Feature recognition played a role in helping Miller CNC tackle an amplifier box aerospace part with 600-plus holes. Where the shop had to pick every hole and program for center drilling, drilling, tapping, hole depth, and inclination, machining specialists at OPEN MIND were able to show Miller’s programmers how to build a macro that would communicate the entire job to the machine tool in a fraction of the time.

With feature recognition, existing CAD geometry information is used for CAM programming, and typical and repeating geometries are defined as features. Along with the assigned geometries, features contain all information relevant to production, such as top, bottom, and start point. These are defined once and can then be assigned to the machining strategy.

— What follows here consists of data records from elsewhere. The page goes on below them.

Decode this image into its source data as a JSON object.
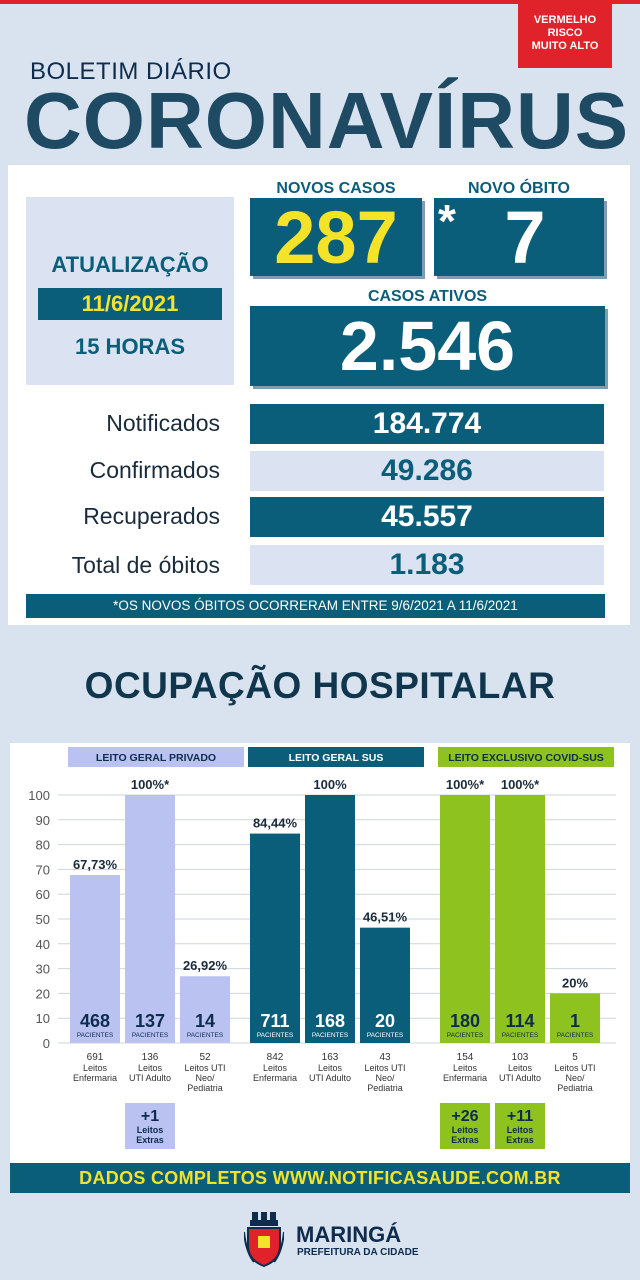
{
  "risk_badge": {
    "line1": "VERMELHO",
    "line2": "RISCO",
    "line3": "MUITO ALTO",
    "color": "#e0222a"
  },
  "header": {
    "bulletin": "BOLETIM DIÁRIO",
    "title": "CORONAVÍRUS"
  },
  "update": {
    "label": "ATUALIZAÇÃO",
    "date": "11/6/2021",
    "hour": "15 HORAS"
  },
  "headline": {
    "new_cases_label": "NOVOS CASOS",
    "new_cases": "287",
    "new_death_label": "NOVO ÓBITO",
    "new_death_mark": "*",
    "new_death": "7",
    "active_label": "CASOS ATIVOS",
    "active": "2.546"
  },
  "stats": [
    {
      "label": "Notificados",
      "value": "184.774"
    },
    {
      "label": "Confirmados",
      "value": "49.286"
    },
    {
      "label": "Recuperados",
      "value": "45.557"
    },
    {
      "label": "Total de óbitos",
      "value": "1.183"
    }
  ],
  "footnote": "*OS NOVOS ÓBITOS OCORRERAM ENTRE 9/6/2021 A 11/6/2021",
  "hospital_title": "OCUPAÇÃO HOSPITALAR",
  "chart_data": {
    "type": "bar",
    "ylim": [
      0,
      100
    ],
    "yticks": [
      0,
      10,
      20,
      30,
      40,
      50,
      60,
      70,
      80,
      90,
      100
    ],
    "grid": true,
    "unit_label": "PACIENTES",
    "extra_label_1": "Leitos",
    "extra_label_2": "Extras",
    "groups": [
      {
        "name": "LEITO GERAL PRIVADO",
        "color": "#b9c2f0",
        "header_color": "#b9c2f0",
        "header_text_color": "#0d2c4e",
        "value_text_color": "#0d2c4e",
        "bars": [
          {
            "percent": 67.73,
            "percent_label": "67,73%",
            "patients": "468",
            "beds": "691",
            "desc": [
              "Leitos",
              "Enfermaria"
            ]
          },
          {
            "percent": 100,
            "percent_label": "100%*",
            "patients": "137",
            "beds": "136",
            "desc": [
              "Leitos",
              "UTI Adulto"
            ]
          },
          {
            "percent": 26.92,
            "percent_label": "26,92%",
            "patients": "14",
            "beds": "52",
            "desc": [
              "Leitos UTI",
              "Neo/",
              "Pediatria"
            ]
          }
        ],
        "extras": [
          {
            "bar_index": 1,
            "value": "+1"
          }
        ]
      },
      {
        "name": "LEITO GERAL SUS",
        "color": "#0b5e7a",
        "header_color": "#0b5e7a",
        "header_text_color": "#ffffff",
        "value_text_color": "#ffffff",
        "bars": [
          {
            "percent": 84.44,
            "percent_label": "84,44%",
            "patients": "711",
            "beds": "842",
            "desc": [
              "Leitos",
              "Enfermaria"
            ]
          },
          {
            "percent": 100,
            "percent_label": "100%",
            "patients": "168",
            "beds": "163",
            "desc": [
              "Leitos",
              "UTI Adulto"
            ]
          },
          {
            "percent": 46.51,
            "percent_label": "46,51%",
            "patients": "20",
            "beds": "43",
            "desc": [
              "Leitos UTI",
              "Neo/",
              "Pediatria"
            ]
          }
        ],
        "extras": []
      },
      {
        "name": "LEITO EXCLUSIVO COVID-SUS",
        "color": "#8ec21f",
        "header_color": "#8ec21f",
        "header_text_color": "#0d2c4e",
        "value_text_color": "#0d2c4e",
        "bars": [
          {
            "percent": 100,
            "percent_label": "100%*",
            "patients": "180",
            "beds": "154",
            "desc": [
              "Leitos",
              "Enfermaria"
            ]
          },
          {
            "percent": 100,
            "percent_label": "100%*",
            "patients": "114",
            "beds": "103",
            "desc": [
              "Leitos",
              "UTI Adulto"
            ]
          },
          {
            "percent": 20,
            "percent_label": "20%",
            "patients": "1",
            "beds": "5",
            "desc": [
              "Leitos UTI",
              "Neo/",
              "Pediatria"
            ]
          }
        ],
        "extras": [
          {
            "bar_index": 0,
            "value": "+26"
          },
          {
            "bar_index": 1,
            "value": "+11"
          }
        ]
      }
    ]
  },
  "footer": {
    "site": "DADOS COMPLETOS  WWW.NOTIFICASAUDE.COM.BR",
    "city": "MARINGÁ",
    "city_sub": "PREFEITURA DA CIDADE",
    "crest_icon": "city-crest-icon"
  }
}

“From a single programmed coordinate system, the software automatically defines the hole type, depth, and inclination using feature recognition and applies machining parameters with macros based upon the customer‘s shop standards,“ says OPEN MIND account manager Kevin Lewis. The movement between positions, including jumping over bosses, is 5-axis movement collision-checked against the model. “Collision-checked removal of safe position movements save time,” adds Lewis. “The result is production machining without the hassle.“

More importantly, programming the job and communicating all the information to the machine tool is now a matter of 20 seconds versus the three hours it previously took. Cuffaro also credits hyperMILL programming with landing and keeping a complex medical part – a prosthetic weightlifting device from San Diego-based Maxgrip Systems from a design by local mechanical design firm Luxon Engineering (San Deigo, CA). “It’s an assembly that clamps around a barbell or dumbell so an amputee can safely lift weights and stay in shape,“ he says. “The parts are fairly complicated and require tight tolerances to make sure the assembly mates together perfectly. The first run was on our three-axis vertical using another CAM system. We completed the part in five operations and needed a custom tool and some fixturing. It definitely took too long.”